No one can truly be called a saint before enduring a season of refereeing kids' soccer. Anyone who has attended more than a game or so at that level, who has seen 40-year-olds act 11 -- or less -- and who has heard language on the field from some noxious nippers that would stun a sailor, must be dumbfounded that a referee hadn't popped a parent until last weekend.

Some parents and coaches will argue that's all backwards, that the real soccer sickness is referees, well-meaning dunderheads who wouldn't know offsides from their backsides, who are slow and sightless as well as insensitive and incompetent. How they get certified is the compelling mystery of sport.

The sad fact is that both arguments have more than slivers of truth. We don't have anything close to soccercide here; we do have a significant problem at the scale of the sport that's supposed to be inspiring instead of inflammatory. It is: rampant ignorance, the blind badgering the blind.

Soccer is both the fastest-growing sport here and the least understood. Those who officiate, participate and spectate certainly are no more inherently evil than those who take the fun out of the major sports for kids. And with close to 1,000 games on some weekends, soccer may be more prevalent among area youngsters than football and baseball.

Probably, soccer has swelled too swiftly for its own good. The referee punching a parent during a game for 11-year-olds Saturday rivets attention on a subject that had better be faced by everyone who cares deeply about the sport. It's the Little League Syndrome magnified by intensely competitive people who do not know as much about soccer as they think.

Imagine what might happen, say, if American football were suddenly turned loose in Scotland, if hundreds of parents and kind souls were suddenly thrust into coaching and officiating a totally unfamiliar sport their kids suddenly adored. Imagine some Americans in Scotland whose offspring were on some teams, or who became coaches and referees.

Very often, there would be parents on the sidelines more sophisticated than officials controlling the game. When they saw an act of ignorance, their already bubbling juices would begin to boil. And parents who knew less than their children just learning football might well be angered beyond belief by an official who actually knew what he was doing.

Welcome to kids' soccer in large pockets of America.

"I think it'll all turn around in 10 or 15 years," said Tom Bichy, the soccer coach at Montgomery College, "when the players in college become parents, coaches and officials. Now, so many simply don't have the background. They just aren't knowledgeable on the sidelines. And there's a shortage of manpower for referees.

"If there are 350 working officials, maybe 25 to 50 are really good. But on any Saturday the other 300 also are out there."

Often at the preteen and early teen games, only one referee is available. That's one set of eyes to cover essentially a football field and 20 players doing whatever is necessary to win. If soccer does not feature limb-snapping collisions, it does encourage subtle swings with elbows and legs that fester as much fan and player violence as football.
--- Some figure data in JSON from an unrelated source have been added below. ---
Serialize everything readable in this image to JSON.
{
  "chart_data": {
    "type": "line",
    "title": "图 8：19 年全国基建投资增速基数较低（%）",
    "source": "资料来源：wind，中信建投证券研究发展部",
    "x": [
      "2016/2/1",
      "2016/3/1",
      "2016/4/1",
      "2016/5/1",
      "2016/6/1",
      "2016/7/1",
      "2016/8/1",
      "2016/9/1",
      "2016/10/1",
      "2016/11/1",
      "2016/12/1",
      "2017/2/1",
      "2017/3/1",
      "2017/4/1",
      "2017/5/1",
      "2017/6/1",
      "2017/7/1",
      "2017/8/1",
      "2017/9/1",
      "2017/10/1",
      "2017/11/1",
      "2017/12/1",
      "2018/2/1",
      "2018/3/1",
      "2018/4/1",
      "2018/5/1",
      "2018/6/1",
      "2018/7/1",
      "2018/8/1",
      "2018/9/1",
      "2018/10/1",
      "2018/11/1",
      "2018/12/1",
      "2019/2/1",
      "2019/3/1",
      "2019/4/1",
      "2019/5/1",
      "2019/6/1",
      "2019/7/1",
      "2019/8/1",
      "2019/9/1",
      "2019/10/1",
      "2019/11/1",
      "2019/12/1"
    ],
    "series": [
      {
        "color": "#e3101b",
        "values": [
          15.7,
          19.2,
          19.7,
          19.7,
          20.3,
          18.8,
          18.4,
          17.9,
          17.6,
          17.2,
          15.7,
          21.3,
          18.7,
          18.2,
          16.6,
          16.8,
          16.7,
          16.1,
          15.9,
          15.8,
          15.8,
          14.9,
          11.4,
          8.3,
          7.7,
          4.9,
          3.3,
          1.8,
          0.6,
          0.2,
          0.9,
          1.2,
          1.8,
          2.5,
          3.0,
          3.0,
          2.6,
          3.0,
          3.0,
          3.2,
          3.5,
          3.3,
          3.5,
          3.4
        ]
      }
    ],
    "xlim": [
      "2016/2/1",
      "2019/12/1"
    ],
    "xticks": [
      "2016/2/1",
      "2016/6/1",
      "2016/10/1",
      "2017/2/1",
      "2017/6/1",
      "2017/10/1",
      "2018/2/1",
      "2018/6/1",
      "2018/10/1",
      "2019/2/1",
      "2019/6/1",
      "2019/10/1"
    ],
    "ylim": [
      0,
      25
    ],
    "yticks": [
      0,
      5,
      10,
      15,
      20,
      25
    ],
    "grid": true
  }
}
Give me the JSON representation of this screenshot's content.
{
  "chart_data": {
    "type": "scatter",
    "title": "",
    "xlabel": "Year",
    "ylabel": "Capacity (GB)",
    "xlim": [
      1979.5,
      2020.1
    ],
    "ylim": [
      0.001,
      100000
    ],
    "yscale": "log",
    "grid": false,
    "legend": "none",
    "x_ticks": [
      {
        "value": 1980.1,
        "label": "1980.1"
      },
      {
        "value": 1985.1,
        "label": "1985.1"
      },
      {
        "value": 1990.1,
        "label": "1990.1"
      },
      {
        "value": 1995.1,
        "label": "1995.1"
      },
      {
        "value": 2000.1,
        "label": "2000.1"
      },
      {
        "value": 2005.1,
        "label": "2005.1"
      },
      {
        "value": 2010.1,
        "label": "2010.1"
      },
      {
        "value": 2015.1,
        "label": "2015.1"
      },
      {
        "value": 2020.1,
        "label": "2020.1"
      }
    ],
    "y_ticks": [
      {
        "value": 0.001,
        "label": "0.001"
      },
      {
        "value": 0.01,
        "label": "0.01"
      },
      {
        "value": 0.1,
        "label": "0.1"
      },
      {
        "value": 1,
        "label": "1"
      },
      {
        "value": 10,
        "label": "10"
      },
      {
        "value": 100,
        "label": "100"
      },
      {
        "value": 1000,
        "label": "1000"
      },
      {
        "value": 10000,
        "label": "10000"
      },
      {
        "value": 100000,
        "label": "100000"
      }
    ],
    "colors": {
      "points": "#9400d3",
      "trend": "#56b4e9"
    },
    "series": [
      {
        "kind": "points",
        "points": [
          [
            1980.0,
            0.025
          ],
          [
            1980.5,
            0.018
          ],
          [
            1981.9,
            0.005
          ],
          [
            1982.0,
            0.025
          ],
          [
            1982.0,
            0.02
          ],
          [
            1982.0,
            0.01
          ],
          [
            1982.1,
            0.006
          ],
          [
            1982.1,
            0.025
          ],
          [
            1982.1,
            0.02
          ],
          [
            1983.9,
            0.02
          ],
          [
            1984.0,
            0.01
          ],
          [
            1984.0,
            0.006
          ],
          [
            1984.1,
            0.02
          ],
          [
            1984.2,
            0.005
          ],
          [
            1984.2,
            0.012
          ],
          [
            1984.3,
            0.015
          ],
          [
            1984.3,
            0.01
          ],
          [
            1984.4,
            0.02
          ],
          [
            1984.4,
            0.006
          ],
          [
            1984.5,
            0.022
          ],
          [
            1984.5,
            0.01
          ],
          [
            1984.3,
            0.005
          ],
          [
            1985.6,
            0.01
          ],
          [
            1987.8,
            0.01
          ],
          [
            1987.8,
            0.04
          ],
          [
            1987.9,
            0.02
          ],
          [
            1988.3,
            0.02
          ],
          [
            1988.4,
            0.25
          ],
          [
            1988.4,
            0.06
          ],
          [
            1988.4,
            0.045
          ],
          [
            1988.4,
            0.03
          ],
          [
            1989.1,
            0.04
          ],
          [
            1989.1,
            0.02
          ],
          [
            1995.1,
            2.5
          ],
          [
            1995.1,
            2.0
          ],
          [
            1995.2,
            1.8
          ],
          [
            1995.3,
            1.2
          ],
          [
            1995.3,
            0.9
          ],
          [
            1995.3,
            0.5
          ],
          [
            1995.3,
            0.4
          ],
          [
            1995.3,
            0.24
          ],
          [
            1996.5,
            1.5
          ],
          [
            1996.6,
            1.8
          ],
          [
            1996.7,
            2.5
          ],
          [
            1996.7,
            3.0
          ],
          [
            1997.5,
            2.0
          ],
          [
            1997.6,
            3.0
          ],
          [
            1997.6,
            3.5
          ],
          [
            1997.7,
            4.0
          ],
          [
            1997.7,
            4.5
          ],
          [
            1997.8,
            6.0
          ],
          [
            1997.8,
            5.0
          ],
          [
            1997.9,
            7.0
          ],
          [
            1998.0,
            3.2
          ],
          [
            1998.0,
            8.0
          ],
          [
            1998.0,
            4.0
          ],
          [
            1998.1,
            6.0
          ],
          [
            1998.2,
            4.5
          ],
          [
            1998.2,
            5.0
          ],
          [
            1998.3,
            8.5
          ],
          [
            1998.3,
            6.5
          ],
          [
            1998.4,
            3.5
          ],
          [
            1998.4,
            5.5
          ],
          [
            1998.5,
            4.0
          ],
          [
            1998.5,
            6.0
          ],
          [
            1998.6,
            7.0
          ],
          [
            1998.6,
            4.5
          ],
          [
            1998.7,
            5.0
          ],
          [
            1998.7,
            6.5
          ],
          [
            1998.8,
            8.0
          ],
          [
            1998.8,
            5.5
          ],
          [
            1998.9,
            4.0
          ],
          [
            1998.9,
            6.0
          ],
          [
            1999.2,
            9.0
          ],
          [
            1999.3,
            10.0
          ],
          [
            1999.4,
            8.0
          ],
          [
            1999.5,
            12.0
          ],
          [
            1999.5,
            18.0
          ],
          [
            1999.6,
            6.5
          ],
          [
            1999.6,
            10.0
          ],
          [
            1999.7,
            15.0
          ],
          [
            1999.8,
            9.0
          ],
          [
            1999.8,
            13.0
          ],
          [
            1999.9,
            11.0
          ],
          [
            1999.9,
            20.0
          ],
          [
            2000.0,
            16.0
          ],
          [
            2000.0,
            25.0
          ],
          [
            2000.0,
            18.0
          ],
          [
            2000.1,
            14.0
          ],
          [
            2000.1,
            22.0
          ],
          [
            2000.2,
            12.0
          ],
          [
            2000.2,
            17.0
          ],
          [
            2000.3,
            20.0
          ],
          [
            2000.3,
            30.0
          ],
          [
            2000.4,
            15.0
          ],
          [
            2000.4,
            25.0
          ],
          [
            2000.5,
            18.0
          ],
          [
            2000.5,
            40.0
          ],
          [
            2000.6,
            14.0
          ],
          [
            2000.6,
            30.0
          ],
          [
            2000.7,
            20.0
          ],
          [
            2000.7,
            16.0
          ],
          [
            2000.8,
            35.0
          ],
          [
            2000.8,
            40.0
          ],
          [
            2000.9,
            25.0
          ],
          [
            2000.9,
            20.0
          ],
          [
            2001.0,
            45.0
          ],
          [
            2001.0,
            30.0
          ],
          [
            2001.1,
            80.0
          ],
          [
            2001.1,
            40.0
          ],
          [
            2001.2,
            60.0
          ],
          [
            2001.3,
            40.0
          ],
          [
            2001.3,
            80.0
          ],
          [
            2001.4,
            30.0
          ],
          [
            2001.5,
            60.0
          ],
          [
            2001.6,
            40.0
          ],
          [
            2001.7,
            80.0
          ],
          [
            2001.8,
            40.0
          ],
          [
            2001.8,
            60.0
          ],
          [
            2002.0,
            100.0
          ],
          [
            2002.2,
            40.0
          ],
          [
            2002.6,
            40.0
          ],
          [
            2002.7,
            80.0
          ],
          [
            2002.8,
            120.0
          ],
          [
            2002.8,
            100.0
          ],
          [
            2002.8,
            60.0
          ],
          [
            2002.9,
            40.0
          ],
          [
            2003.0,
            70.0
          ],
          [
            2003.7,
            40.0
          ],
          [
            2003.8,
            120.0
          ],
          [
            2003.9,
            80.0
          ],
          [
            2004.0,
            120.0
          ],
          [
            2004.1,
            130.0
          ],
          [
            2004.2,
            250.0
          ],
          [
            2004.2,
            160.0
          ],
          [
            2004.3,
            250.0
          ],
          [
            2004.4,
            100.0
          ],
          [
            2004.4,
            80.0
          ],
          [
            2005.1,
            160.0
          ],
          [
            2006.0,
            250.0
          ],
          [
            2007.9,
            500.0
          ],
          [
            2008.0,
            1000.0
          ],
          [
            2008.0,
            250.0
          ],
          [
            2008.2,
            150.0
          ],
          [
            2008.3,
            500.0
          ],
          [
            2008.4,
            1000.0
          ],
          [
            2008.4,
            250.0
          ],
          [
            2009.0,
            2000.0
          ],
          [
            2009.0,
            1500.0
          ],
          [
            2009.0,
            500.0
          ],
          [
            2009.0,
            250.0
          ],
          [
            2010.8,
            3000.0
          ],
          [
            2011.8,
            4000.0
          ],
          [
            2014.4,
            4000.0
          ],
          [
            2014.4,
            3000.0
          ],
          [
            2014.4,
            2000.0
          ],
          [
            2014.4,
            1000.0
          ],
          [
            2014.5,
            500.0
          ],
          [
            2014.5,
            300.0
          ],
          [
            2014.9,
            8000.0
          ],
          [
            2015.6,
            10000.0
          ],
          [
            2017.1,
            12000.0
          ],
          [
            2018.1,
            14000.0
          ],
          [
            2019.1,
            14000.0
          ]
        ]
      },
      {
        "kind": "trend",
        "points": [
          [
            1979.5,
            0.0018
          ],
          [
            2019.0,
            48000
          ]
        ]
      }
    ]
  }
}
Probably, little Johnny really did get gouged in the groin; probably, the referee would have called it had his eyes not been on the ball 40 yards away. He cannot be 15 places at the same time; he cannot even be two. So when some burly fullback kicks the ball 55 yards, any one-man crew is going to miss an important offsides now and then.

To some parents and coaches, one blown call calls for hanging.

I know a parent who was red-carded, run out of the immediate area for being abusive. Anywhere else, he is a generally calm and reasonable man. A referee admitted yesterday that he flipped an especially irksome junior-high player on his back after he could tolerate no more postgame sass. Yes, the official said, he was suspended. But the human mind can take only so much.

"I teach an officiating class," said Bichy (pronounced BIC-e), "and I was telling them yesterday how I would have handled that (punching incident). Without knocking the guy, without really knowing all that much about it, you have to maintain control.

"You have to threaten forfeit whenever anyone walks onto the field. What I'd have done, when they came at me, was to look at my watch and say: 'You have 30 seconds to get off the field or it's a forfeit . . . 26 . . . 23 . . . ' The coach is responsible for his team, his parents."

And the responsibility of a league?

"We're trying to do more in the way of education," said Chip Shooshan, deputy commissioner of Montgomery Soccer Inc., where the Saturday sadness took place. "We're teaching our coaches all the rules; others are teaching the officials. Then the coaches teach the kids, and the kids teach the parents. We're also considering having a member of the officials' association on the MSI board.

"Channels of communication must be kept open."

That means minds must be kept open.

"It's such an emotional sport," said Bichy, adding that Americans still aren't as mean-tempered as fans in many soccer-passionate countries. "But all week coaches tell these little kids to trap the ball and pass it. Then comes the game and you have parents yelling: 'Kick it . . . kick it.' There may well be a way to control the ball; parents only see trouble.

"Kids hear their parents."

The appeal of soccer, what Bichy calls its "beautifulness," is its continuity, its flow, rules so uncomplicated that few whistles and almost no talk is needed to officiate a game played and watched by wise and understanding people. It's a sport worth savoring; let's save it for the generation that appreciates it.

"The officials are doing the best they can," Bichy said, "although some simply lack the background and experience. And if people do not want to be in control of themselves, there's nothing an official can do."